Cloud storage providers to face investigation by regulators
An investigation is to be launched into whether internet users are being charged unfairly when they use cloud storage services.
The Competition and Markets Authority (CMA) said some providers may be breaching consumer laws.
It will look into complaints that prices can go up after a customer has taken out a contract - or that the amount of data storage can be changed.
Earlier this year the ONS reported that 40% of UK adults now use cloud storage.
Users of lap-tops, mobiles and tablets are increasingly taking advantage of such services, to store photos, documents, TV programmes and films.
By storing such files in the cloud, rather than on the device itself, users get more memory, and the ability to access them from anywhere in the world.
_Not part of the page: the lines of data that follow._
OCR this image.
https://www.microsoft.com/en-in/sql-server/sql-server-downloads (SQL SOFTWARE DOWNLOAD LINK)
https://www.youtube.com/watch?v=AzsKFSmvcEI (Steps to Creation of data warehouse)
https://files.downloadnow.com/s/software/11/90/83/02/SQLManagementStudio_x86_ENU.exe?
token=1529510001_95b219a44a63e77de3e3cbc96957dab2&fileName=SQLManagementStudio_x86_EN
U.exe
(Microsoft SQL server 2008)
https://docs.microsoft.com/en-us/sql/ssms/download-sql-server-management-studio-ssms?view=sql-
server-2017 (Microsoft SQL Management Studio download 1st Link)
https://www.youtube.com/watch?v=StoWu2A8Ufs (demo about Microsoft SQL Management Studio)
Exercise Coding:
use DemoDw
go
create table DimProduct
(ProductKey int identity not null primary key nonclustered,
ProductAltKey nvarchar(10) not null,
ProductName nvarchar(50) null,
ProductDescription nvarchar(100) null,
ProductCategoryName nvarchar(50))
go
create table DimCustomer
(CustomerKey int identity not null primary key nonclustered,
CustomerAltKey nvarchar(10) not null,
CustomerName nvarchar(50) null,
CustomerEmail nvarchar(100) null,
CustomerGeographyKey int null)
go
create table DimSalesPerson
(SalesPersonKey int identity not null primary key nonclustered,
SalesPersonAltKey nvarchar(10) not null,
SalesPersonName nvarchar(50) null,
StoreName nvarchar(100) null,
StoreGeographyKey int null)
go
Usually cloud storage providers offer a certain amount of memory for free, but can charge up to £40 a month for extra gigabytes.
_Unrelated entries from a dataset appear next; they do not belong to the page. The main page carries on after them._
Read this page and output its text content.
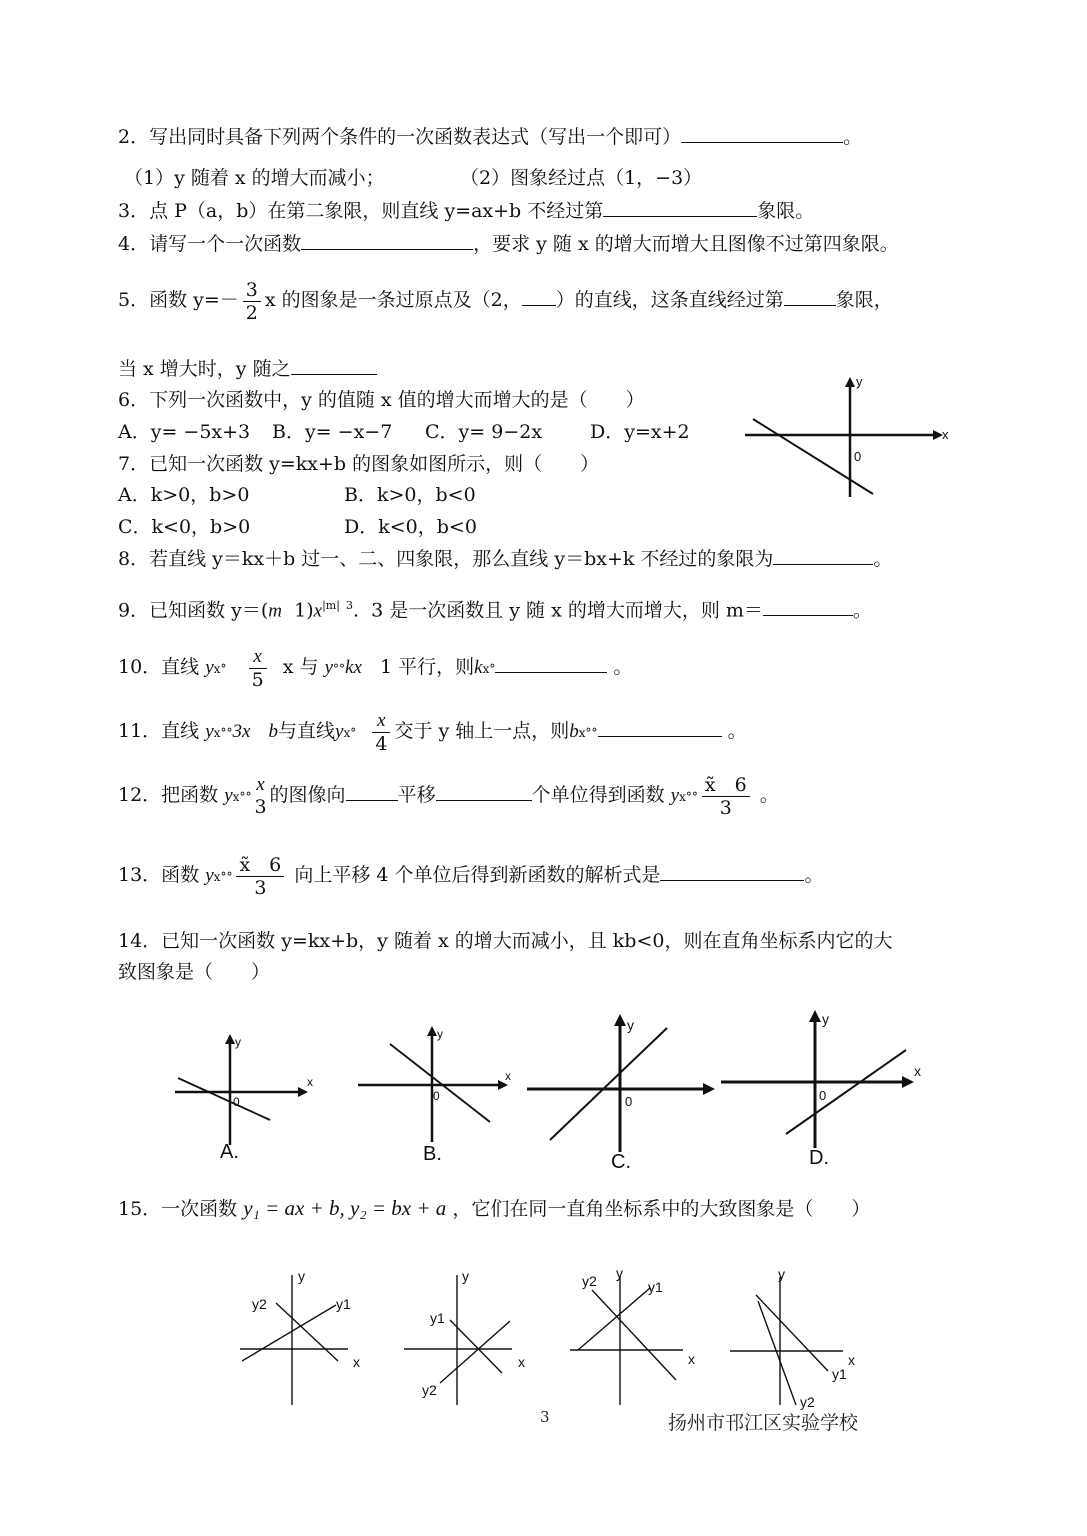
2．写出同时具备下列两个条件的一次函数表达式（写出一个即可）	。
（1）y 随着 x 的增大而减小；	（2）图象经过点（1，−3）
3．点 P（a，b）在第二象限，则直线 y=ax+b 不经过第	象限。
4．请写一个一次函数	，要求 y 随 x 的增大而增大且图像不过第四象限。
5．函数 $y=- \frac{3}{2}$ x 的图象是一条过原点及（2， ）的直线，这条直线经过第	象限，
当 x 增大时，y 随之
6．下列一次函数中，y 的值随 x 值的增大而增大的是（　　）
A．y= −5x+3 B．y= −x−7 C．y= 9−2x	D．y=x+2
7．已知一次函数 y=kx+b 的图象如图所示，则（　　）
A．k>0，b>0	B．k>0，b<0
C．k<0，b>0	D．k<0，b<0
x
y
0
8．若直线 y＝kx＋b 过一、二、四象限，那么直线 y＝bx+k 不经过的象限为	。
9．已知函数 y＝(m $1)x^{|m|}$ $^3$. 3 是一次函数且 y 随 x 的增大而增大，则 m＝	。
10．直线 $yx^\circ \frac{x}{5}$ x 与 y°°kx 1 平行，则kx°	。
11．直线 yx°°3x b与直线$yx^\circ \frac{x}{4}$ 交于 y 轴上一点，则bx°°	。
12．把函数 yx°°
x
3
的图像向	平移	个单位得到函数 $yx^\circ^\circ \frac{x̃ 6}{3}$ 。
13．函数 $yx^\circ^\circ \frac{x̃ 6}{3}$ 向上平移 4 个单位后得到新函数的解析式是	。
14．已知一次函数 y=kx+b，y 随着 x 的增大而减小，且 kb<0，则在直角坐标系内它的大
致图象是（　　）
x
y
0
A.
x
y
0
B.
y
0
C.
x
y
0
D.
15．一次函数 y₁ = ax + b, y₂ = bx + a ，它们在同一直角坐标系中的大致图象是（　　）
x
y
y2	y1
x
y
y1
y2
x
y
y2	y1
x
y
y1
y2
3	扬州市邗江区实验学校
Amongst the biggest providers are Dropbox, Google Drive and Apple's iCloud.
The CMA said it was particularly concerned about:
- Unexpected price increases, after a contract has been taken out
- Changes or reductions to unlimited storage capacity deals
- Consumers' data being lost or deleted
- How contracts are automatically renewed at the end of the period
- What happens to consumers' data when they cancel a contract
"If our review finds breaches of consumer protection laws, we will take further action to address these," said Nisha Arora, the CMA's senior director for consumer.
That could include "enforcement action using our consumer law powers, seeking voluntary change from the sector, or providing guidance to business or consumers."
The law on price transparency has been tightened since the Consumer Rights Act came into force on 1 October.
The CMA's consultation on the issue will be open until 15 January 2016, with an initial report on its findings expected in May.